One woman, Demetria, who sat with her infant in her lap, nodded when Chaya told them that the lovers were, in truth, young adolescents, apparently intended to be thirteen or fourteen. “Oh, yes, in my village we have brides that age of Juliet. Younger!” she whispered proudly. “But they no speak like this one. Never!”
“Have you ever seen a Greek play?” Chaya asked, fully knowing the futility of the question. Neither had she.
“What plays are those?” Her baby was grabbing at Demetria’s book, trying to crumple its pages.
“Oh, they aren’t very happy, the Greek plays I know. Only tragedies.”
“Nothing about village like mine? Is called Nakia.”

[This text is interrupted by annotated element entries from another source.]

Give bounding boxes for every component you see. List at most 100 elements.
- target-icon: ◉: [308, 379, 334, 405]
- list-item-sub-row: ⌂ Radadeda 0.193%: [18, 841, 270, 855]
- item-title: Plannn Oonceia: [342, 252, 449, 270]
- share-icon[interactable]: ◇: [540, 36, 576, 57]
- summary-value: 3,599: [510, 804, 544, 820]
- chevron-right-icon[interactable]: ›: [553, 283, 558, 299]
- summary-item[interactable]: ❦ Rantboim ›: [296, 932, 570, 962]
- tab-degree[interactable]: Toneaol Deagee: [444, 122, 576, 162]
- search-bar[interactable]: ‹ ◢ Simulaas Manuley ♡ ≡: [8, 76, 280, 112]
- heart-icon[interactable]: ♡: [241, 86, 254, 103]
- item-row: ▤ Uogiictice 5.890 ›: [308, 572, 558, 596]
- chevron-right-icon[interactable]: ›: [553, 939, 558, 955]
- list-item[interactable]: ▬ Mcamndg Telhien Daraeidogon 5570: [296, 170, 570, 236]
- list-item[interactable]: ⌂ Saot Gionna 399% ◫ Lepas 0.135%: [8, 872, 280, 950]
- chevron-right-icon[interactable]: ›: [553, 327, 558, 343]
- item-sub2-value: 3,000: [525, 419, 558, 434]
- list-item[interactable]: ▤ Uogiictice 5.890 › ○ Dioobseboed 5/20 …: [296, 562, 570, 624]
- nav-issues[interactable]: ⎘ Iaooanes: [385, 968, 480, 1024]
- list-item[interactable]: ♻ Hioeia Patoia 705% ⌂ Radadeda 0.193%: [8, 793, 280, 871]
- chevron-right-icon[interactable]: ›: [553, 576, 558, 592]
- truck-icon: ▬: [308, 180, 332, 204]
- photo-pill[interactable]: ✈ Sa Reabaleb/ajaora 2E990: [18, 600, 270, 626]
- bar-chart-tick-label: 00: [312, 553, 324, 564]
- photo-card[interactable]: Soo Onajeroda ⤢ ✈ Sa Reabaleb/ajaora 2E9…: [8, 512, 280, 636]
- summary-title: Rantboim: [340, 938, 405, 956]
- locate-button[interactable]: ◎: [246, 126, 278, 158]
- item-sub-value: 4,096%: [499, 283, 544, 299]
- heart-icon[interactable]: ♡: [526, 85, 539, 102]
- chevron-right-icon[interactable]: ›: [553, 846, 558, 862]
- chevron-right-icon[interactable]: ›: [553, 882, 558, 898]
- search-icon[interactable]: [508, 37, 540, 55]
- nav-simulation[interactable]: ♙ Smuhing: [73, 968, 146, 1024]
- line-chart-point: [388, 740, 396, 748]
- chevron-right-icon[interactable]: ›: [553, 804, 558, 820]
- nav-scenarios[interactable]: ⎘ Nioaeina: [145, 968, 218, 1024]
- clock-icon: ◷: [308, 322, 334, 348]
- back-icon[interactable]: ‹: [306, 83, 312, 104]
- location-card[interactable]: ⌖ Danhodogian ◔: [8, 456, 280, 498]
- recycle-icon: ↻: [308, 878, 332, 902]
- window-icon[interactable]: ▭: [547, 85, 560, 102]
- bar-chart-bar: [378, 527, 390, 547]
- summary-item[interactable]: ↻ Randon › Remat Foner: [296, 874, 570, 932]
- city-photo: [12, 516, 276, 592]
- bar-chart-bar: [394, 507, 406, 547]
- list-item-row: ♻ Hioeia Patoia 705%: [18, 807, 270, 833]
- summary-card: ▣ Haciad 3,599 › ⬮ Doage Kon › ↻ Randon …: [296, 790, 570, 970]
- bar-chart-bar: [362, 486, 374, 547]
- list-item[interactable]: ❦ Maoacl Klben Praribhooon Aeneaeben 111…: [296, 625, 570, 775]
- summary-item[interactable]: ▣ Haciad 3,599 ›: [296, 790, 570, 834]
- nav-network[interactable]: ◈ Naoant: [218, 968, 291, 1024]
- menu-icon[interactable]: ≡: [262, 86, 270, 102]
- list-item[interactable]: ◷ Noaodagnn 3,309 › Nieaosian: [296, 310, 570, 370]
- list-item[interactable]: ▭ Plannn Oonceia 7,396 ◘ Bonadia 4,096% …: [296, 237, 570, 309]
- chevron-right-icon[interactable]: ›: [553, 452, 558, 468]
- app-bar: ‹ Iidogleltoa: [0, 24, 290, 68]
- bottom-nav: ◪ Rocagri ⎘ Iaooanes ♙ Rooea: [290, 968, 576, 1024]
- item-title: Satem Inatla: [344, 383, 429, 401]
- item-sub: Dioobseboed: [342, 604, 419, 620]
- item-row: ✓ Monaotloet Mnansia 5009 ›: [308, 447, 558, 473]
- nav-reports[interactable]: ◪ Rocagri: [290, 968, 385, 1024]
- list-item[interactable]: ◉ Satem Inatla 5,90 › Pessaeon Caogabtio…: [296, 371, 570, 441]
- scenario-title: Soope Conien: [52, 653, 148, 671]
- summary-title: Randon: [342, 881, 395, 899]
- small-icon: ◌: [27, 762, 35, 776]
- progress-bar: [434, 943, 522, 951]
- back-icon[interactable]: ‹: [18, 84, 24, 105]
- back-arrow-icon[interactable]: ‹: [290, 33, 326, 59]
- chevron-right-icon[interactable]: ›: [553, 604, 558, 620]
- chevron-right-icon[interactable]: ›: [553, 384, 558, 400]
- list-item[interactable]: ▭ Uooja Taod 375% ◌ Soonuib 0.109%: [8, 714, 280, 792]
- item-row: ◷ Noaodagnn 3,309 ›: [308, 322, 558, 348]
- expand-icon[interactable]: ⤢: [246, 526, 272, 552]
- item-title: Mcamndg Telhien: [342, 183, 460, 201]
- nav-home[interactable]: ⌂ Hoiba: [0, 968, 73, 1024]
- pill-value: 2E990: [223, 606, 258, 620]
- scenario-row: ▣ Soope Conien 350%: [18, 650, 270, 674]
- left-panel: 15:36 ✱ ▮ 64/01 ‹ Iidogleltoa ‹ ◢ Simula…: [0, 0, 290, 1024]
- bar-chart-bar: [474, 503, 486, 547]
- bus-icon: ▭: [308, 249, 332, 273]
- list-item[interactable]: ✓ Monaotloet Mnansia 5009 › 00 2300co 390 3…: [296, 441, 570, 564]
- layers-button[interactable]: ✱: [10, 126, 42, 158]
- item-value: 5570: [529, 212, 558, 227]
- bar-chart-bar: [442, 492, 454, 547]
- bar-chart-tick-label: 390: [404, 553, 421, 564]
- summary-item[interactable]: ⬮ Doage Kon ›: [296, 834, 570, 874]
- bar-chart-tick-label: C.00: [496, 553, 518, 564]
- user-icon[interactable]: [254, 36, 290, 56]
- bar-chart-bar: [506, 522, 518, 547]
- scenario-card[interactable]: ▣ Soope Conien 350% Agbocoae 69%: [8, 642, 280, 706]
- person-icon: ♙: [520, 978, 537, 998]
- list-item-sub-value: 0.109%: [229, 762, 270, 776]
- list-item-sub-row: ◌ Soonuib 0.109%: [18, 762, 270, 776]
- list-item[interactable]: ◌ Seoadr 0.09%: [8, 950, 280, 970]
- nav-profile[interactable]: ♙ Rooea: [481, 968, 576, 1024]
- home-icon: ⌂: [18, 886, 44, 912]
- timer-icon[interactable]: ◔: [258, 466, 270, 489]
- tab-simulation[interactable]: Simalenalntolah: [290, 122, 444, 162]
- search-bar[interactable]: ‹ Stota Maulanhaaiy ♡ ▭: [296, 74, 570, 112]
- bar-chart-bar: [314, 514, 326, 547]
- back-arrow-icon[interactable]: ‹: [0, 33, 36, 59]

Chaya had to demur. Surely she didn’t know the names of all the Greek plays that existed; it was Asher who had told her about them, blood in his eye—about the blindings and the murders, the becalmed ships, the woman who killed her own children and the one who was forced to drag her son from a cave and take him to be slaughtered for vengeance’s sake. She had wondered just what kind of place this Greece must be, to emerge in anyone’s dreams the way those stories had overcome their authors. Poisoned minds. Like stories from the Bible, was this true history? Did they make it up or had all that gruesomeness actually happened? The teacher needed a teacher. Gregory might know, that was the kind of thing he’d have learned at university. She vowed to use her newfound time to read them, as many as she could find—Hull-House had a modest library now, too sweet a consolation to believe. And if they were performed at a theater, she could finally afford time and
a ticket.
But on the day she sat down with Medea she found herself unable to concentrate, as if an attack of influenza were descending upon her; the words floated as incomprehensibly as islands of ink on the page.

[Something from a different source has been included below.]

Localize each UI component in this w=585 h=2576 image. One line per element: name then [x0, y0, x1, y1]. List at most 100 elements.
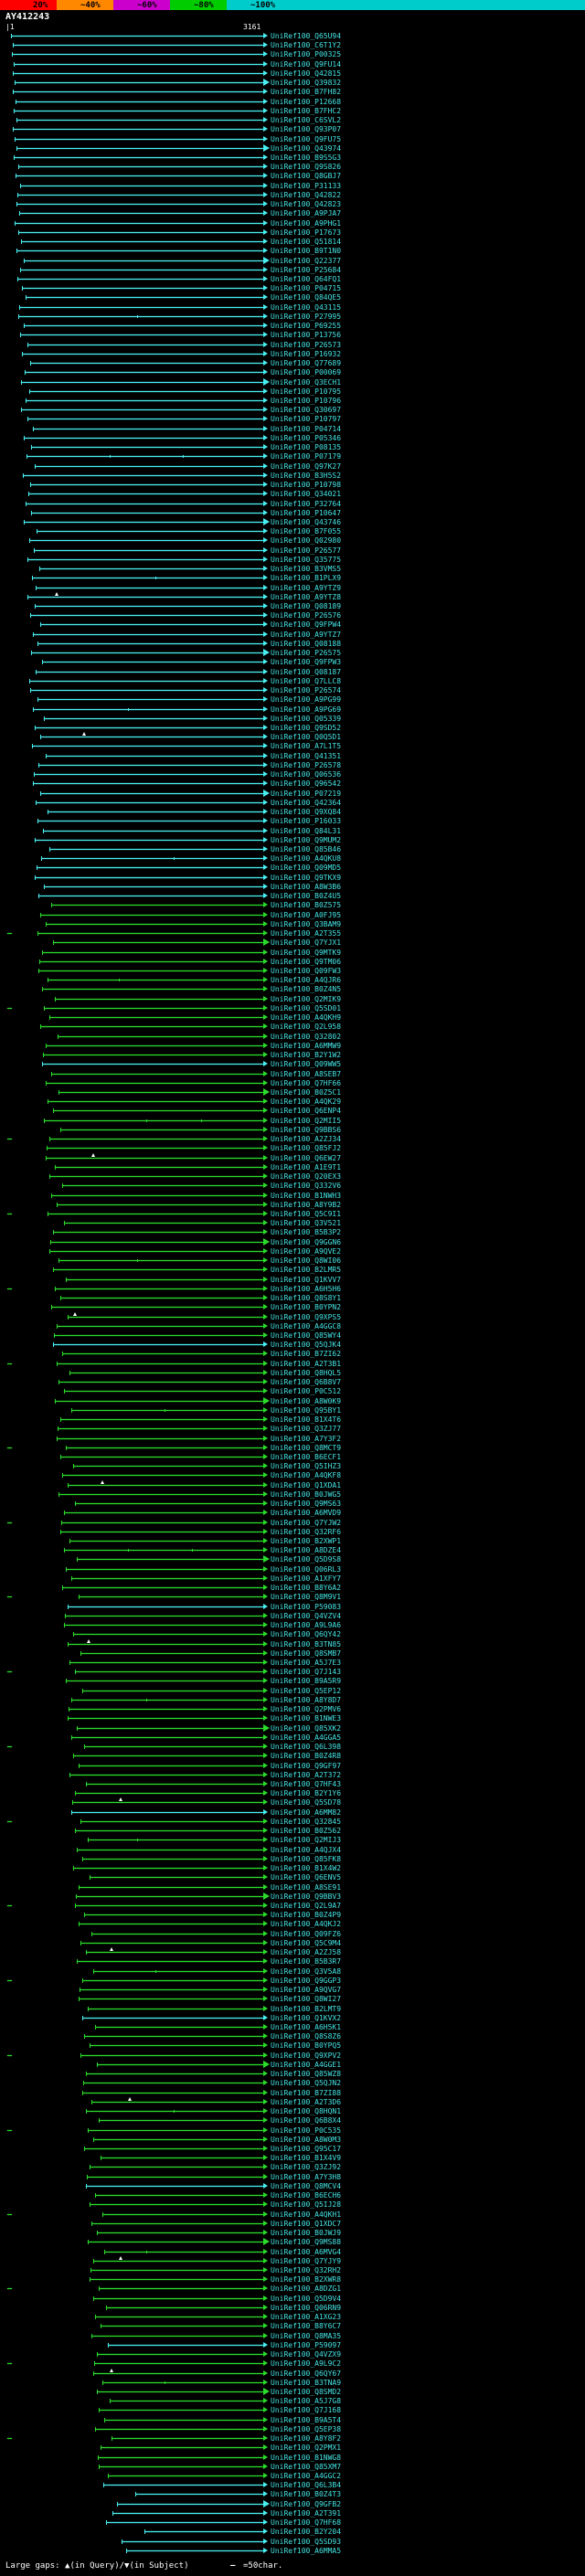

The chill of winter had begun to inch its way toward the city. What, she wondered in her distraction, had become of the white ermine muff Gregory had given her? Could she have left it in the coatroom at Winkler’s? That seemed as good a guess as any, but as she started for the door in her lovely warm coat—how much more bearable the weather had become!—she realized that her usual route to work had been from Mrs. Gottlieb’s. She had no idea how to negotiate her way to the trolley from here.
But she had money in her purse.
It still astonished her to open the little black snap-bag in which bills lay folded around one another, coins clinking alongside, spilling out when she was not careful. Gregory had simply handed them to her without a word, and had kissed, rather paternally, the top of her head.
The exchange felt almost illicit—spending money for having done what? She had once heard a woman ranting from a soapbox on a downtown corner, disheveled and apparently bitter about her state, accusing married women of being no better than kept, of trading the favors of their bodies for worldly sustenance. She railed about their inability to vote, their banishment from the ranks of power, their abject weakness when offered the shelter of a man’s name and bank account. People seemed to hurry their steps as they passed the woman, as if she were dangerous. Her anger was so scattered that Chaya had dismissed what she had understood.
But she found herself, now, ruffled by a faint breeze of sympathy when she opened her reticule and closed her hand around a clot of paper that would buy her a comfortable ride to Winkler’s. Gregory would say she had too many qualms.